Not hardly. All this does is reinforce the sense that the voters who are not true believers have, that conservatives are raving. When people engage in these behaviors, they appear nasty. They appear shallow. They appear desperate.

Nasty, shallow and desparate: it’s a bad trifecta and a one-way ticket to the political wilderness.

Now we have the election being compared to UA Flight 93. I will have more to say about that in an upcoming post. For now, I will limit myself to remarking that Todd Beamer is not remembered for saying, “Let’s pitch a fit.”

If Clinton collapsed during the debate with a stroke, would that make you happy? Would you let the rest of the voters see you gloat?

I get that it is not easy opposing progressives. They are the caring people — if you don’t believe me, just ask them. There are people in this country who are hurting, and they want to dry their tears — with your checkbook, but never mind about that now. If you stand up to oppose them, they put words in your mouth: You just want to kill all the poor people. They set up straw men and knock them down.

Having said that, there are sensible and senseless ways to respond.
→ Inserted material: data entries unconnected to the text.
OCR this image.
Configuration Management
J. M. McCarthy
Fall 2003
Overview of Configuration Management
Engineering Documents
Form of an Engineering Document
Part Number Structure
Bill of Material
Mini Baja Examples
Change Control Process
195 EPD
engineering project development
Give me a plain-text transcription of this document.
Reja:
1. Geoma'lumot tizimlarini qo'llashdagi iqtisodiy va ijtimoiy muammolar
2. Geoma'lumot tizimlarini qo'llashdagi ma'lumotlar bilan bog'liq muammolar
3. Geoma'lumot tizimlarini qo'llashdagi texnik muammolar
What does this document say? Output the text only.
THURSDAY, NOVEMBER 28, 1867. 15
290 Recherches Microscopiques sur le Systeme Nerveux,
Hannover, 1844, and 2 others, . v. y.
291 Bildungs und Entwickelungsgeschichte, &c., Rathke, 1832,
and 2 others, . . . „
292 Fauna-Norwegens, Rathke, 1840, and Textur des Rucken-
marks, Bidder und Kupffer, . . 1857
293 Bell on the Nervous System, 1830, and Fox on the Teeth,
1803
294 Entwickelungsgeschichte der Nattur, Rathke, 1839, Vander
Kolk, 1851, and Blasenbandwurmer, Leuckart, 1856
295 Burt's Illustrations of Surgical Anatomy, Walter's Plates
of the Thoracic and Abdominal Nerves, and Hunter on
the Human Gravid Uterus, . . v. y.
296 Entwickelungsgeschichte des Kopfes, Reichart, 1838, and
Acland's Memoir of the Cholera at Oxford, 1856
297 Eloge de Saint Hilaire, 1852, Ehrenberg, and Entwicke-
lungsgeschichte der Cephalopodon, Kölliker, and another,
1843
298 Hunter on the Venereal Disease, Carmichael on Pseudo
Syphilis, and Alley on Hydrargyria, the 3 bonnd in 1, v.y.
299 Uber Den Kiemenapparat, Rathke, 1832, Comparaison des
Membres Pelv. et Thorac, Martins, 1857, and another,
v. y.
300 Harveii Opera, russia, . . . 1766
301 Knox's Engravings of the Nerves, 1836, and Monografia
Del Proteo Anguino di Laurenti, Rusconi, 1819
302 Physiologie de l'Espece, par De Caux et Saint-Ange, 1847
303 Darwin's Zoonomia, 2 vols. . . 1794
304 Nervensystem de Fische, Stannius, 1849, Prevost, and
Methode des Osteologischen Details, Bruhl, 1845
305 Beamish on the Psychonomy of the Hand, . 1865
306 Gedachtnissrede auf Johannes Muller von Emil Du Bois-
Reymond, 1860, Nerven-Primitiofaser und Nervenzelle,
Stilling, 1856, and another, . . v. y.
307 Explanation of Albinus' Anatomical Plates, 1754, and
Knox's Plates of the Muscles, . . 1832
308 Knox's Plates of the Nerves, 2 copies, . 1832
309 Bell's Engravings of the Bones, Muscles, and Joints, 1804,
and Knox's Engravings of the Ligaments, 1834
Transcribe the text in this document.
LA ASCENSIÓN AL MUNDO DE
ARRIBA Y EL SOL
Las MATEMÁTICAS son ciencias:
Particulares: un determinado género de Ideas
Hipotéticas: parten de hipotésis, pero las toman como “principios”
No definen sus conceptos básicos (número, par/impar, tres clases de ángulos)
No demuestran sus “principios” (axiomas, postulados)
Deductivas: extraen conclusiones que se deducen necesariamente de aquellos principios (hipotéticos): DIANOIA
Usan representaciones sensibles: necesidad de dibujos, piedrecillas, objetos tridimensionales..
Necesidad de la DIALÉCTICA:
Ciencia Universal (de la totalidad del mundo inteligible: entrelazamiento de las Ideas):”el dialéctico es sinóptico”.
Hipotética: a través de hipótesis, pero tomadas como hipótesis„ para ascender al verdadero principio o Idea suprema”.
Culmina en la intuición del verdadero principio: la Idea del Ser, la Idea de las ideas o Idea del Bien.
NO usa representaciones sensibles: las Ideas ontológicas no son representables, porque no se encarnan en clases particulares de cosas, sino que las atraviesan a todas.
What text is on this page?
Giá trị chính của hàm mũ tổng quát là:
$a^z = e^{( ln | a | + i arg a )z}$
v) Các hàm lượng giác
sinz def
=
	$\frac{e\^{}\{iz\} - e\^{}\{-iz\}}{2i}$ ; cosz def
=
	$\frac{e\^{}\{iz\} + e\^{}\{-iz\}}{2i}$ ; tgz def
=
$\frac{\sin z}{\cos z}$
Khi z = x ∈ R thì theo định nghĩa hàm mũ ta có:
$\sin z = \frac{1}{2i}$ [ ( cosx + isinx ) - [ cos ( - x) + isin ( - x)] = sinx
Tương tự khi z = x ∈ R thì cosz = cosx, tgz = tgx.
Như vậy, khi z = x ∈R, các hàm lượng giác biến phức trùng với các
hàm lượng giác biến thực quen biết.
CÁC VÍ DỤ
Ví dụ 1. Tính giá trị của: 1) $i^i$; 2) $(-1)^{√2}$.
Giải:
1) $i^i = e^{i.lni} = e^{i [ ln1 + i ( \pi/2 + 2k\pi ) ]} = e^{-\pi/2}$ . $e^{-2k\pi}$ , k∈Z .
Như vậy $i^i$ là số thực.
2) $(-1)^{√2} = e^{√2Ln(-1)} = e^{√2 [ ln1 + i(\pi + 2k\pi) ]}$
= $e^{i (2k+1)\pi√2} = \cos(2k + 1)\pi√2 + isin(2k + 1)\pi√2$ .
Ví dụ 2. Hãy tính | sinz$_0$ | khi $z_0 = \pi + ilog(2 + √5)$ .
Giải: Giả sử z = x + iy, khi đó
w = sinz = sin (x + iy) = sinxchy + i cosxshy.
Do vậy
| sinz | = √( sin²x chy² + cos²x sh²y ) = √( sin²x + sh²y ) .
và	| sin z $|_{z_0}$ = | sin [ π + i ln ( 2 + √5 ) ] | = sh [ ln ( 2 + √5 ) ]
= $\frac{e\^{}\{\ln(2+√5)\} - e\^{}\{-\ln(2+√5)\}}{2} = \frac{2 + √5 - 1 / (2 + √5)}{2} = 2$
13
The sensible way is to have an intelligent discussion, trusting that the majority of the voters can be reached by people who make the effort and who don’t appear to be ridiculous caricatures. The senseless and pointless way is to be petulant, mulish and snotty.

When you piss into the wind, three things happen:

  1. You get wet;
  2. You smell bad;
  3. People tend to shun you.

— Robert “Gene” Woolsey (1936-2015), Colorado School of Mines

We have the current election season, which is basically an ugly fight over distribution. You show that this course only leads to worse conflict as there are always more people looking for goodies from Uncle Sugar, who has continually less to offer. Eventually enough people are on the receiving end of enough promises that the whole mess screeches to a halt.

Beware of being the roller
When there’s nothing left to roll.
— Shel Silverstein, “The Smoke-off”

There is plenty of substance in Hillary Clinton’s ideas to which to object. You can start with her “earnest, incoherent moralism” — read that link carefully for examples of well-reasoned big picture objections. Then drill down to the specifics of her plans to expand the role of government, outbidding all comers in the quest to buy votes. You can ask what limits she envisions on her authority if elected president. You can ask in what form she will promise to uphold the Constitution.

There is no need to carry on about her health. Saying she’s ugly and she dresses funny will not win you points with the public at large (The comparison of her outfit to that of Kim Jong-un was funny — exactly once, don’t go there again).

Maybe you could even reach for the stars and talk about equal justice under the law, a subject with profound implications for both our politicians and our minorities.

If the state of the nation is as bad as conservatives say it is, there is no justification for being unserious and adolescent in opposition.